A matrix consists of the following fields.

rx ux fx 0ry uy fy 0rz uz fz 0px py pz 0 


You will have your positional information on the bottom, and the location which the camera is facing in the R/U/F fields (right, up, forward angles)

The FOV, aspect ratio, zbuffer planes are stored in the projection matrix, so you won''t see anything regarding that in the view matrix. The viewmatrix is just as you see above, direction + positional vectors of the camera.

To convert the camera/view matrix into World space, you need to inverse it.

D3DXMatrixInverse();

After Inversing it, you should see where its facing/located in the world.

To move the camera around, you would do something like this:

D3DXMatrixTranslation(&tempMatrix, x,y,z);
D3DXMatrixMultiply(&camera, &camera, &tempMatrix);

or

D3DXMatrixYawPitchRoll(&tempMatrix, x,y,z);
D3DXMatrixMultiply(&camera, &camera, &tempMatrix);

You make a movement or rotation matrix by itself, then multiply it to the "real" camera matrix.

Make sure you Identity the Camera matrix when when you start up the program.

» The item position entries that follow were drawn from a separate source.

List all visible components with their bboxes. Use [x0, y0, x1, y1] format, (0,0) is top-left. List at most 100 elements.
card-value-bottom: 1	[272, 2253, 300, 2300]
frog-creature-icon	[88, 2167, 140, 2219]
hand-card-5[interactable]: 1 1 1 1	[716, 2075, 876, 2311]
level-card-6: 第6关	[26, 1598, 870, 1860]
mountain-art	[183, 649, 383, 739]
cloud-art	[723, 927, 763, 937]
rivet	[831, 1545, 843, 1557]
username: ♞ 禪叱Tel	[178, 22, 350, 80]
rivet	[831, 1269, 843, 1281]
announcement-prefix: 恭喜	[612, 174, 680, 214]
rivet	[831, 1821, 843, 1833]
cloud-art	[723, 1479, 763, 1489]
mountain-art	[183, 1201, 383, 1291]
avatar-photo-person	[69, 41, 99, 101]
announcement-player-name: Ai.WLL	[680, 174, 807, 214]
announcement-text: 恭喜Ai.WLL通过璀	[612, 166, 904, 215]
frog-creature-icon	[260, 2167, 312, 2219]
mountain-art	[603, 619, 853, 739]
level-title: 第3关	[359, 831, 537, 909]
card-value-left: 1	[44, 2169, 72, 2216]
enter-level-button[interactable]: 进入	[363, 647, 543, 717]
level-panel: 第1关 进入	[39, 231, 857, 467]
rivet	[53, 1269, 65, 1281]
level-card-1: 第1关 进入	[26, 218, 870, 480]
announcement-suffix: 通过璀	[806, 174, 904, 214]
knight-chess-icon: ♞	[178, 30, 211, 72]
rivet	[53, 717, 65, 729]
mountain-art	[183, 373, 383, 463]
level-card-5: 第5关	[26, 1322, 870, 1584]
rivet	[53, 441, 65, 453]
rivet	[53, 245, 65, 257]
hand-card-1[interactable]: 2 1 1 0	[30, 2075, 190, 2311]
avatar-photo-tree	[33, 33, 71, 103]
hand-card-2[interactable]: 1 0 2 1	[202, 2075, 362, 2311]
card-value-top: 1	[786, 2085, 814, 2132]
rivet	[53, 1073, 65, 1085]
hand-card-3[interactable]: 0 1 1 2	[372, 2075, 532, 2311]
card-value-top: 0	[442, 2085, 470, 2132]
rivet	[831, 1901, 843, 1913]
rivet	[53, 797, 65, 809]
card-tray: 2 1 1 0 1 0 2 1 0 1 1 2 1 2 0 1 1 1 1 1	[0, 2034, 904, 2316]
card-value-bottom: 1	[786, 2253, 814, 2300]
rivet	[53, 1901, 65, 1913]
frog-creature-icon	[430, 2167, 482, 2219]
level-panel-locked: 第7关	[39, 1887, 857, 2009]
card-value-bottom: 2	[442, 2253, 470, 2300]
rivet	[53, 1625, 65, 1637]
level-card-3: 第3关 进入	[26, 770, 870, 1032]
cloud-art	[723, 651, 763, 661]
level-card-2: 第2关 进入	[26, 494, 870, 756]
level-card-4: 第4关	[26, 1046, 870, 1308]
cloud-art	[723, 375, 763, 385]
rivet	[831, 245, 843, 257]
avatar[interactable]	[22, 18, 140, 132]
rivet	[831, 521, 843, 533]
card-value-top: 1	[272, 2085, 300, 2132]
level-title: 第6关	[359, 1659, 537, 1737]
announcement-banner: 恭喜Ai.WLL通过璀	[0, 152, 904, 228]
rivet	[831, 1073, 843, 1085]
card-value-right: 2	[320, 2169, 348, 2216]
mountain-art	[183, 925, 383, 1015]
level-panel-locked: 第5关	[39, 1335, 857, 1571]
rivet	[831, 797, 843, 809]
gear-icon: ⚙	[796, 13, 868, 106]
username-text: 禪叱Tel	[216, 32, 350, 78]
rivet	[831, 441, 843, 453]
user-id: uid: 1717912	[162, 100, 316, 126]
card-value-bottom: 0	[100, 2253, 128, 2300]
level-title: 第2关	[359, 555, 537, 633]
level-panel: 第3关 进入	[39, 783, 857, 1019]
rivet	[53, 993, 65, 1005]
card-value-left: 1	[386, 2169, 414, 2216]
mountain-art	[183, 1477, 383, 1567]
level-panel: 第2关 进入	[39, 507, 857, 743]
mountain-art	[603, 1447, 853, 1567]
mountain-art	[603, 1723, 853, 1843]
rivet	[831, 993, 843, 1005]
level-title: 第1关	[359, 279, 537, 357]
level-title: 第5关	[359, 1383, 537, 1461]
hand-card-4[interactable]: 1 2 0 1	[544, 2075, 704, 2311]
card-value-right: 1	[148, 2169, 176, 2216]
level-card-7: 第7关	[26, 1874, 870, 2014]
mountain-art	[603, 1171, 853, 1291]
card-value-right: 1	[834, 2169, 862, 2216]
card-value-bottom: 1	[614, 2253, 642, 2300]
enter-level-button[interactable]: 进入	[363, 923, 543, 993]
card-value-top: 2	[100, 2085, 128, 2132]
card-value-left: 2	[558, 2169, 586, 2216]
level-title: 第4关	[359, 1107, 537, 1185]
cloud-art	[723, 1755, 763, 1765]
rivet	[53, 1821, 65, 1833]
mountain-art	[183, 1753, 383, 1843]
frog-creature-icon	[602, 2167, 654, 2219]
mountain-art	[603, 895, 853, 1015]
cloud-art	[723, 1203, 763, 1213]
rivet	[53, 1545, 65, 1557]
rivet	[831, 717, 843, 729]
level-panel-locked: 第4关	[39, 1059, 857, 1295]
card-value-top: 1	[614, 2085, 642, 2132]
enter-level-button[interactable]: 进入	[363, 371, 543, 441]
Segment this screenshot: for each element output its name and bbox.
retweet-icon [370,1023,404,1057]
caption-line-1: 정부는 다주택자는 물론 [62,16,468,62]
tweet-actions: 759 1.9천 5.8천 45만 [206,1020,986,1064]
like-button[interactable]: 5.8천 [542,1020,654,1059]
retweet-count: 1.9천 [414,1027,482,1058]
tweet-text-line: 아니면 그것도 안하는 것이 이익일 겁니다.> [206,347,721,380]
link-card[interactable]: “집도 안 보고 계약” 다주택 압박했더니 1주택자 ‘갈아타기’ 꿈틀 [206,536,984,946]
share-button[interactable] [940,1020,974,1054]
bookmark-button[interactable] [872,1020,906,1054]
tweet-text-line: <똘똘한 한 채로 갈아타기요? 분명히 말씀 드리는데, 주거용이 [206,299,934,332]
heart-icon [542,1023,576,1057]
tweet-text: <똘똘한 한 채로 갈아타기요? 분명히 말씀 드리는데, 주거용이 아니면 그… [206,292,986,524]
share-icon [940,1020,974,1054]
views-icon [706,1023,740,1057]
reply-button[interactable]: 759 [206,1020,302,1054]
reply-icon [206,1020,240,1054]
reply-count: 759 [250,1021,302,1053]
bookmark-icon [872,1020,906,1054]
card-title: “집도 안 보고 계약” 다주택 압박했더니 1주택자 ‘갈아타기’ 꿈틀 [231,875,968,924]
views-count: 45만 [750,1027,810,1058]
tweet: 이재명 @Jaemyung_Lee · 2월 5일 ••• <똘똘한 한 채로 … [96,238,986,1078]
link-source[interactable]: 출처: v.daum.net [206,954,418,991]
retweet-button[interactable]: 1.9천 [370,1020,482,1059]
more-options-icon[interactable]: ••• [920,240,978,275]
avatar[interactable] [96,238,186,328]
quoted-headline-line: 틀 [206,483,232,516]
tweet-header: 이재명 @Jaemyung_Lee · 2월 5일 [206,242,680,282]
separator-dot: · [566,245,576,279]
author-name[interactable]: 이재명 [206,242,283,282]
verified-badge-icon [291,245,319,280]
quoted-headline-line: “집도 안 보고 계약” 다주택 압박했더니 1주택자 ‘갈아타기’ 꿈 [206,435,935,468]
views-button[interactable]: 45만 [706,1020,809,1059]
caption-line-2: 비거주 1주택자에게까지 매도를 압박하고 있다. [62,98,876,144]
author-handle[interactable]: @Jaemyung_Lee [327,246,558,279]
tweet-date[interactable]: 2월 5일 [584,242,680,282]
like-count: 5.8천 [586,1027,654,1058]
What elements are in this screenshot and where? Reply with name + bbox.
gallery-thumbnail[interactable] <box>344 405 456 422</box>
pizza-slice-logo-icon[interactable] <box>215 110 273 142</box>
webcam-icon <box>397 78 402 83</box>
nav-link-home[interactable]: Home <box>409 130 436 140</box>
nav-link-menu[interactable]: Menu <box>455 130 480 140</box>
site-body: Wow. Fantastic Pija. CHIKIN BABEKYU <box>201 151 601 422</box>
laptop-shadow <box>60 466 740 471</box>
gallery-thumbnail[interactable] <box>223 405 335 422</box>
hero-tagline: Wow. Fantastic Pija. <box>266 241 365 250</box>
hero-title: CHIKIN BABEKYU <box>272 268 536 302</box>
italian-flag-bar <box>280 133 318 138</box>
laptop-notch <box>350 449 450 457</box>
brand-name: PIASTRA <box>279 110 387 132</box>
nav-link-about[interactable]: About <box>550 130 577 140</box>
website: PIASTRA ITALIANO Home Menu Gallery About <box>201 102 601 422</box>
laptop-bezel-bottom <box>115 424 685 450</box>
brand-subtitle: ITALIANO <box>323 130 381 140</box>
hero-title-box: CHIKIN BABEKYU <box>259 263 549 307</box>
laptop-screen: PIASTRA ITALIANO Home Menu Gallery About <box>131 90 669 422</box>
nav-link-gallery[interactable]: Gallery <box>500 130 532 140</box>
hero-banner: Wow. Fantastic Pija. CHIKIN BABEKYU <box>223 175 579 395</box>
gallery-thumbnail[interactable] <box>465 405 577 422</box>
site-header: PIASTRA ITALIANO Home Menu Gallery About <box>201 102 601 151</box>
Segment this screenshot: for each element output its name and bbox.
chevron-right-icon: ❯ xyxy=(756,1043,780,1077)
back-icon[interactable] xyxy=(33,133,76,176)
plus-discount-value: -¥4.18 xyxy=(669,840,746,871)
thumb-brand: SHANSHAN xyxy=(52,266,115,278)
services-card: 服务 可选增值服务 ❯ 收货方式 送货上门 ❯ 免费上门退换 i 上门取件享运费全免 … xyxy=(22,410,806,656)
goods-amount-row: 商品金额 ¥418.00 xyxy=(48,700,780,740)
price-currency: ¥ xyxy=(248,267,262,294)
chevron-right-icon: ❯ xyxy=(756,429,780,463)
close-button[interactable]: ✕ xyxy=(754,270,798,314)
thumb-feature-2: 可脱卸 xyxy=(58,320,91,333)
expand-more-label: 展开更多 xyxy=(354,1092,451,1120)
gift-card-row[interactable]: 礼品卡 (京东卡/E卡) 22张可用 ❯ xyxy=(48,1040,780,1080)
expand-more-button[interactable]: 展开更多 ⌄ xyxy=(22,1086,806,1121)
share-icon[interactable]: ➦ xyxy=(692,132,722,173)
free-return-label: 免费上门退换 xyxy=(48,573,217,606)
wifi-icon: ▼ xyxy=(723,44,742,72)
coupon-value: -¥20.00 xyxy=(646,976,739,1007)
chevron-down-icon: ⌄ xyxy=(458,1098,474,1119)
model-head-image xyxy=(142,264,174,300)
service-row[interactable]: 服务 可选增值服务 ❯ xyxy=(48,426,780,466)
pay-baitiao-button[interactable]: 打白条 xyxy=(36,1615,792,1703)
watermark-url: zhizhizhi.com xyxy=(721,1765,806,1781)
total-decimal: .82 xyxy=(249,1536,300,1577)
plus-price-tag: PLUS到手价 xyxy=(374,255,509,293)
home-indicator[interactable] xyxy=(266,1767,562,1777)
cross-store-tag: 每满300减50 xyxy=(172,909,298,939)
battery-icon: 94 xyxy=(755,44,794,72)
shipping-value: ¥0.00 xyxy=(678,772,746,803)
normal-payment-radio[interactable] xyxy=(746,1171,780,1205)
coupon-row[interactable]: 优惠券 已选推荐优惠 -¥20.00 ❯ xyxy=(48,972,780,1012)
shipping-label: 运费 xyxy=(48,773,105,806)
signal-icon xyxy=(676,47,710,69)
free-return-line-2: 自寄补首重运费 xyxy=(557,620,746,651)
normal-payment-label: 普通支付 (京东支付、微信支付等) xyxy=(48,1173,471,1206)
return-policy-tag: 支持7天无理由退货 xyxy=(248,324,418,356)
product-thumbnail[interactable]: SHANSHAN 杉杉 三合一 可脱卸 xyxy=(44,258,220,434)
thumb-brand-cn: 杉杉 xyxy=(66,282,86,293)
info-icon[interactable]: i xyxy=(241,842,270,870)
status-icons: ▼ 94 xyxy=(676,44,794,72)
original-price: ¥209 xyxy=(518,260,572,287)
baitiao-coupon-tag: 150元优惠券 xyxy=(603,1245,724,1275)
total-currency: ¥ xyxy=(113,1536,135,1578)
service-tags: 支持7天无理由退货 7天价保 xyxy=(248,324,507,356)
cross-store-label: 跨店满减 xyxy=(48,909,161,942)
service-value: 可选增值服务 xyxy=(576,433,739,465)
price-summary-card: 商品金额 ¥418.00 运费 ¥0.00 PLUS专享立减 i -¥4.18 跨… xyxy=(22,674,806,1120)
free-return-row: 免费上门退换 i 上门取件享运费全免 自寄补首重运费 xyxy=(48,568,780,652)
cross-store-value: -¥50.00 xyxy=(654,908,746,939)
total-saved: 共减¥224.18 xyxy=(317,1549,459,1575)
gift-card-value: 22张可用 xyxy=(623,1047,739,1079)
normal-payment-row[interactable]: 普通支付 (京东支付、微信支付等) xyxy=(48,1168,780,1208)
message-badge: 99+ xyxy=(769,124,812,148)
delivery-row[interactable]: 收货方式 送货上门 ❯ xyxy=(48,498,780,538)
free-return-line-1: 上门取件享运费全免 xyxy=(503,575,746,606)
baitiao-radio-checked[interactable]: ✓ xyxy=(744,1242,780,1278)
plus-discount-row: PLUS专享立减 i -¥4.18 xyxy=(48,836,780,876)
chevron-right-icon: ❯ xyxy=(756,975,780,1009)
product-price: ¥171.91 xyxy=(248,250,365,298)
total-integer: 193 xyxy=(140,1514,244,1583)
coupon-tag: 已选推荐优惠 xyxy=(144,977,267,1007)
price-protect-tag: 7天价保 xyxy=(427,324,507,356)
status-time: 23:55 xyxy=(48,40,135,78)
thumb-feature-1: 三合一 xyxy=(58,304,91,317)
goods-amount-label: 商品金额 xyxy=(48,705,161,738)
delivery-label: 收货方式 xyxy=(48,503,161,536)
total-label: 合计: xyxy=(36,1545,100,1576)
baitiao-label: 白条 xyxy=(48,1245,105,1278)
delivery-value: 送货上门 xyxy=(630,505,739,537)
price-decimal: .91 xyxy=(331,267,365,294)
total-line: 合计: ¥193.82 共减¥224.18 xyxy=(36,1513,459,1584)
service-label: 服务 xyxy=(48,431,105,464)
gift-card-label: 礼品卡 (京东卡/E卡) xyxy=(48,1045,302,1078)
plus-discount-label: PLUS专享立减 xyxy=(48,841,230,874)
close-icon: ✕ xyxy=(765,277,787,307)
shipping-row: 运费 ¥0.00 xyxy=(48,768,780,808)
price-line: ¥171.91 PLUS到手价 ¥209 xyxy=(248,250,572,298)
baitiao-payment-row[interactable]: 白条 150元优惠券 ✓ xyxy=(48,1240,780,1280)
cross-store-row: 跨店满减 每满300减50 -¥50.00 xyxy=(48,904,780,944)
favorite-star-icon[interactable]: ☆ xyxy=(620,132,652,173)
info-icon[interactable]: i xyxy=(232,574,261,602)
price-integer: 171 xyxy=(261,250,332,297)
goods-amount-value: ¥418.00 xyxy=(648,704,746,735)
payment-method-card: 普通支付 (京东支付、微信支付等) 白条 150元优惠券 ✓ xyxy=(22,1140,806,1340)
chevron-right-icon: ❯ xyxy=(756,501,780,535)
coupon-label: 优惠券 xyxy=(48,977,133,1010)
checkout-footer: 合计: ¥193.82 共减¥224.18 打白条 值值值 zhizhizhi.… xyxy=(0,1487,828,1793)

Thats all you need to do with the camera. Pretty simple actually.

To move objects around in the world, you make all objects (meshes) with its center point at 0,0,0.

Then you do the same thing with the world matrix to position/direction the object in the world. Then draw it.

Typically for every frame,

You modify the camera matrix as needed.
Set the view(camera) matrix.
For each object in the world...
Modify the object matrix as needed.
Set the world(object) matrix.
Draw object.
next

I dont know if this helps, its actually pretty easy once you get the hang of it.